El 9 de
julio de 2020 miles de personas protestaron en Argentina contra la cuarentena
decretada en marzo para detener la expansión del Covid. “La cuareterna”, la
llamaban los manifestantes que gritaban contra el gobierno nacional y las
restricciones a la libertad que consideraban arbitrarias. Las consignas y
respuestas a los medios se repetían: “el gobierno nos quiere pobres”, “No
podemos dejar de trabajar, la salud es importante pero la economía también”,
“¿cómo vamos a estar 110 días encerrados? No somos ricos, tenemos que
trabajar”. En agosto y septiembre del mismo año hubo nuevas protestas, cada vez
más grandes y con más variados reclamos y rechazos al gobierno de Alberto
Fernández y a Cristina Kirchner. Un estudio de la facultad de psicología de la
Universidad de Buenos Aires, publicado luego de 158 días de confinamiento,
entregaba un balance de enfermedades sociales sin vacuna: “La clase media se
rebela y los pobres sufren de depresión grave”.
Los
datos de la economía iban empujando los males de la salud mental. Un poco más
de un año después del inicio de los aislamientos, solo Buenos Aires, 21.000
locales había cerrado y apenas un tercio pudo revivir con la liberación tardía.

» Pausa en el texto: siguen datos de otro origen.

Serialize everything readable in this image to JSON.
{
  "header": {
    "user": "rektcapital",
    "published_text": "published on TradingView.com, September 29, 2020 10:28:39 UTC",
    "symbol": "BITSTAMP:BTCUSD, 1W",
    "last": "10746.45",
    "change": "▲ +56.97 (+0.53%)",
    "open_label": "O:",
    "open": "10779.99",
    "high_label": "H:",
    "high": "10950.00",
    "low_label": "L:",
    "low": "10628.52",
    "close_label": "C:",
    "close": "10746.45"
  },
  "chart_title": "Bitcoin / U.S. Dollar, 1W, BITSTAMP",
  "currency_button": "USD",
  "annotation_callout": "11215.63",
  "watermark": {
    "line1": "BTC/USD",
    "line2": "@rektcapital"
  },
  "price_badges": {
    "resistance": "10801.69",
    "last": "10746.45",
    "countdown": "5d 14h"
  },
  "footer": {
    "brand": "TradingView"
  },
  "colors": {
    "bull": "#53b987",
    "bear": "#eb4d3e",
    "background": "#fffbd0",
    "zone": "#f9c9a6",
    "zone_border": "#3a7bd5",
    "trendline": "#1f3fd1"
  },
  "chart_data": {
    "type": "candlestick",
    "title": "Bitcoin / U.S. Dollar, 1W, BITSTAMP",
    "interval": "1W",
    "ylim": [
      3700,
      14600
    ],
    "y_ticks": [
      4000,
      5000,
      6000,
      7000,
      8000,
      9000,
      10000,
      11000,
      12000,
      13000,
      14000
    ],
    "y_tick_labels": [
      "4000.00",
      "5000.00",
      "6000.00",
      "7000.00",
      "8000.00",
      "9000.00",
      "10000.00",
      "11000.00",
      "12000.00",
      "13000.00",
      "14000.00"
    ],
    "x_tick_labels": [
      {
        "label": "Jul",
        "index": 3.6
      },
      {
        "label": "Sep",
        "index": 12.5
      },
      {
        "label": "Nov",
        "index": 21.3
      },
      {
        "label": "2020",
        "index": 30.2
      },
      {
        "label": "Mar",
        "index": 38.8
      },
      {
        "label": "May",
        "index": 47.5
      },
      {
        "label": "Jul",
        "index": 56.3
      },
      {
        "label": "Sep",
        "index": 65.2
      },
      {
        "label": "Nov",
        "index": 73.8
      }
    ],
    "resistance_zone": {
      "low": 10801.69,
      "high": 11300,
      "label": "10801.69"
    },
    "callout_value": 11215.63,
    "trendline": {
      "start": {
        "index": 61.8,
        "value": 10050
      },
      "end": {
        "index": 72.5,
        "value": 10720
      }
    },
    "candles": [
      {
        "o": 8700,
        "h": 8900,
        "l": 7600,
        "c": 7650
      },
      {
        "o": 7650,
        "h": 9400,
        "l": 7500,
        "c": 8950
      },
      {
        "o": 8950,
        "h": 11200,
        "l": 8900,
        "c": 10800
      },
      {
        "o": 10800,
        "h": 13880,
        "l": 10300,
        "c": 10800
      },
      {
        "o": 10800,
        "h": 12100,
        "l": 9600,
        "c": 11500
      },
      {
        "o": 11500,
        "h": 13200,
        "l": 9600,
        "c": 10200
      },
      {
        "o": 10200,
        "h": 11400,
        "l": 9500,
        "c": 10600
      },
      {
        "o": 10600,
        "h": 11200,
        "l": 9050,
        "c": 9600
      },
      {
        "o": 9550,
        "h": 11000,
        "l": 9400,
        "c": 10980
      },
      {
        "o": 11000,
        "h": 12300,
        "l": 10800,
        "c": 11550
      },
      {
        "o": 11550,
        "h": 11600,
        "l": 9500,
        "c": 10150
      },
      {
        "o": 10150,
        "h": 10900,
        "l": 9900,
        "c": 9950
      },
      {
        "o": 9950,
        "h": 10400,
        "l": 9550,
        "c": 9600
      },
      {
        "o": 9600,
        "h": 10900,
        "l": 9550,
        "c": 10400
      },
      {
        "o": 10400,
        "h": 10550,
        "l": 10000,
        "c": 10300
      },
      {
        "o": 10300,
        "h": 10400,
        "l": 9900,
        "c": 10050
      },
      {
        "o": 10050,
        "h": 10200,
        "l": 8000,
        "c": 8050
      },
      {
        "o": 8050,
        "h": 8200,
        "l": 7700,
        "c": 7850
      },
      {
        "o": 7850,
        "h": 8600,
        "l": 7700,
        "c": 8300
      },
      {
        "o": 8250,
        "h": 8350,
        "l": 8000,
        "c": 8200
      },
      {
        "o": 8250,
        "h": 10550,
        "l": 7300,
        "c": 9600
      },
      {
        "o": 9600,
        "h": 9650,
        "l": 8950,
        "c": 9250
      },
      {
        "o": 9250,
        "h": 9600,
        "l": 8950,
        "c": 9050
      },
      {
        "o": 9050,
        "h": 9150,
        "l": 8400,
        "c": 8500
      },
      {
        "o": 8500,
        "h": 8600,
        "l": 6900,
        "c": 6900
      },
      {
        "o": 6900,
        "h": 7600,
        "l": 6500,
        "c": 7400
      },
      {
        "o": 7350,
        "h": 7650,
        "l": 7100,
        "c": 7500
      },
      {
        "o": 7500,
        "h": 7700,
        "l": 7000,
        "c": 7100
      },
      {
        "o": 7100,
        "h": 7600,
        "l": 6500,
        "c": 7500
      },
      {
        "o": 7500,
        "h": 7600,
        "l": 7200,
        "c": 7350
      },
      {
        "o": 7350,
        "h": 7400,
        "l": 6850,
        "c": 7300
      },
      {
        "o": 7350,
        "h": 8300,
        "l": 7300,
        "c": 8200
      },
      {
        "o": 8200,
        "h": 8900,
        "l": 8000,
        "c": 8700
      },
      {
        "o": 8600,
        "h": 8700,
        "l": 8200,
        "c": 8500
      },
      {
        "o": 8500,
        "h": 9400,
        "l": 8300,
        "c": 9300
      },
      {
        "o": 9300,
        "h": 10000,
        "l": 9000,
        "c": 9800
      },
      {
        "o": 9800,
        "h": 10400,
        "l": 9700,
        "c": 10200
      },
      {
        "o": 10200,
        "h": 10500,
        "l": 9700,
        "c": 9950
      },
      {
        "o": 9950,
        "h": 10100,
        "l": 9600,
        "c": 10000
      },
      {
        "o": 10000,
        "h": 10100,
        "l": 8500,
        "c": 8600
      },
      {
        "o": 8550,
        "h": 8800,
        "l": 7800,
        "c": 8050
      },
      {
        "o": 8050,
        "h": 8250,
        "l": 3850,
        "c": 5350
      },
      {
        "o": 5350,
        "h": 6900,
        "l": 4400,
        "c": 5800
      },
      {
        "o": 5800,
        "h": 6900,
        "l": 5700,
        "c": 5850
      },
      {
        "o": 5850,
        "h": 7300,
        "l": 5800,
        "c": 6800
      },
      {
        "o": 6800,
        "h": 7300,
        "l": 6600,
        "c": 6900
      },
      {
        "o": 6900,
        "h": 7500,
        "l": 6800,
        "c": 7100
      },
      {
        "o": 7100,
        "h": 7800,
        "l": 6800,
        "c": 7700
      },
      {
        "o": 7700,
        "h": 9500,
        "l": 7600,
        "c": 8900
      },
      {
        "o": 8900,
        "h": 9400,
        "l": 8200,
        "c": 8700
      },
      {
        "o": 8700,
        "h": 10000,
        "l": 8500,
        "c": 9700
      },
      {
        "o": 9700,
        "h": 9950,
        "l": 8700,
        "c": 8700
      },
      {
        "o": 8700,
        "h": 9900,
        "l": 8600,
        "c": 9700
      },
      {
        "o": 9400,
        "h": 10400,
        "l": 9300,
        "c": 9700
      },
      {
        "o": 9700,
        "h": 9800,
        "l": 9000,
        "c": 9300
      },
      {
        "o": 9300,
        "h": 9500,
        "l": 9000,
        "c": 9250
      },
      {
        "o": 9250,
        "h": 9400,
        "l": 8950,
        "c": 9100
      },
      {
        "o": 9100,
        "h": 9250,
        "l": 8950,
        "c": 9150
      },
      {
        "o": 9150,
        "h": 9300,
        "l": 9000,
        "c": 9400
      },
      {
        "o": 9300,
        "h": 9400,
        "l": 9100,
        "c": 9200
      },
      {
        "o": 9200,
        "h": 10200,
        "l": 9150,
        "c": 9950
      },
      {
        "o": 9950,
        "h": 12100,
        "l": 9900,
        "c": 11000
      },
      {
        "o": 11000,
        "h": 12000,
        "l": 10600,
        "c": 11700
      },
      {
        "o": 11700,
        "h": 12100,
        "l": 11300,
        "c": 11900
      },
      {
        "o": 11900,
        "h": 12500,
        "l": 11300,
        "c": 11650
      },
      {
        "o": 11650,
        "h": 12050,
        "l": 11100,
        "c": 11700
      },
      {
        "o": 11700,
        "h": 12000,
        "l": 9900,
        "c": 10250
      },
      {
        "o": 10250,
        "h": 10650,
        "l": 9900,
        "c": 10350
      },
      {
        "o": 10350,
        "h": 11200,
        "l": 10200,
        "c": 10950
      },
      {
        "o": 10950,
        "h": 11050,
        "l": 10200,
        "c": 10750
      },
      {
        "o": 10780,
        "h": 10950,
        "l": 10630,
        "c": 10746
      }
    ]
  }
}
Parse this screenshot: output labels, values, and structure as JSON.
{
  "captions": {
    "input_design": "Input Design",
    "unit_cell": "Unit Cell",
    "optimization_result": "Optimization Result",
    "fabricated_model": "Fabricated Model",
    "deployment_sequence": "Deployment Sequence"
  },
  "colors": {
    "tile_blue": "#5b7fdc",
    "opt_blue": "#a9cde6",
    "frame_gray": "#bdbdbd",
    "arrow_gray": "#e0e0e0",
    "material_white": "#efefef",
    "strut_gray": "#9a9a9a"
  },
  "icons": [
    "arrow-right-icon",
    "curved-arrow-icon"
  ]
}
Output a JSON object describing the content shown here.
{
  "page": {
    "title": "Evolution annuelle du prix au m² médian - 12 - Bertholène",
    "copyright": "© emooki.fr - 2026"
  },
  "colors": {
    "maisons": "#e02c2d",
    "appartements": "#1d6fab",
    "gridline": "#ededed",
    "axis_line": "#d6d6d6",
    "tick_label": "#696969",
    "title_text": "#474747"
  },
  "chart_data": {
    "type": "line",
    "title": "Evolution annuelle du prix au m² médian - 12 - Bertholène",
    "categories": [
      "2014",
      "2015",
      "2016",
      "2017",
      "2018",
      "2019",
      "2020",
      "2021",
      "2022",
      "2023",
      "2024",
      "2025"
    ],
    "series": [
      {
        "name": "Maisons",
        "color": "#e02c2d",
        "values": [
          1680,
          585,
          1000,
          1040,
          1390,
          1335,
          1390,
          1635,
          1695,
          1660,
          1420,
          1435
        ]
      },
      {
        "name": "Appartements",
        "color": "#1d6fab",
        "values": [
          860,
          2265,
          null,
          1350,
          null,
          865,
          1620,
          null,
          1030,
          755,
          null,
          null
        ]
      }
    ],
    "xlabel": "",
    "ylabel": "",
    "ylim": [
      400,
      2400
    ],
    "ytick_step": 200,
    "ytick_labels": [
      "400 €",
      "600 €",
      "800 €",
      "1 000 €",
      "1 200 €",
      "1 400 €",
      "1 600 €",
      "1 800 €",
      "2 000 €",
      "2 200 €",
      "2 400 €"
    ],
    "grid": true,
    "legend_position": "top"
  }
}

En 2022 había un millón de pobres más con respecto al año anterior. En julio de
2021, Argentina era el peor país del mundo para soportar la pandemia según un
ranking publicado por Bloomberg. Entre los indicadores estaban la calidad de
vida y el progreso de las reaperturas. Mientras en Europa los colegios cerraron
en promedio 200 días, Argentina tuvo a niños y jóvenes sin clases en salones
por 322 días consecutivos. En medio de todo, los argentinos, de por sí adictos
al psicoanálisis, se entregaban a citas crecientes por video o teléfono con sus
terapeutas.
El 30 de
septiembre de 2020, unos días después de la última protesta contra el encierro
con el que gobierno decía salvar vidas, se publicó el libro Pandenomics, escrito
por Javier Milei. La introducción es una diatriba contra las “cuarentenas
cavernícolas” y la obsesión del gobierno por convertir a los ciudadanos en
“esclavos de la salud pública”. Según Milei, se habían perdido las proporciones
entre las consecuencias del virus y los daños de los cierres. Milei reclamaba
contra ese gobierno que “utilizaba el miedo como una forma de control social”.
El encargado gubernamental del manejo de la pandemia, Sergio Cahn, decía en
televisión: “O estás a favor de este modelo o estás a favor de la muerte”.
Además, el autor criticaba las políticas económicas de un gobierno que ya venía
con dos años de recesión y compromisos de pago por sus inmensas deudas.
Milei
compara el encierro con un delito de lesa humanidad que deja dos alternativas
al ciudadano: (i) enfrentarse al Estado y morir de hambre. (ii) rendirse frente
al Estado. De algún modo, el ahora presidente electo se convirtió en un
divulgador de los “daños colaterales” de los confinamientos, en un agitador
contra la “cuareterna”, en un crítico feroz del gobierno y los abusos de las precauciones.
Y su melena comenzó a despertar atención y simpatía en los más jóvenes. Desde
esos lejanos días el autor del libro parecía haber entendido un papel nuevo
para defender la “libertad, carajo”: “En la marcha del 20
de junio, por primera vez desde que tengo memoria, todos reclamaron por el
derecho de propiedad, la libertad y que se les permitiera trabajar. Por primera
vez una multitud en la Argentina defendió valores liberales.”
Algunos
periodistas y profesores han dicho que sin la pandemia no habría Milei. Su
figura y su discurso crecieron de la mano del crecimiento de la pobreza, en un
país con comorbilidades graves frente al Covid, y del control muchas veces
abusivo, político e ineficaz. Los riesgos de meter al león en cuarentena.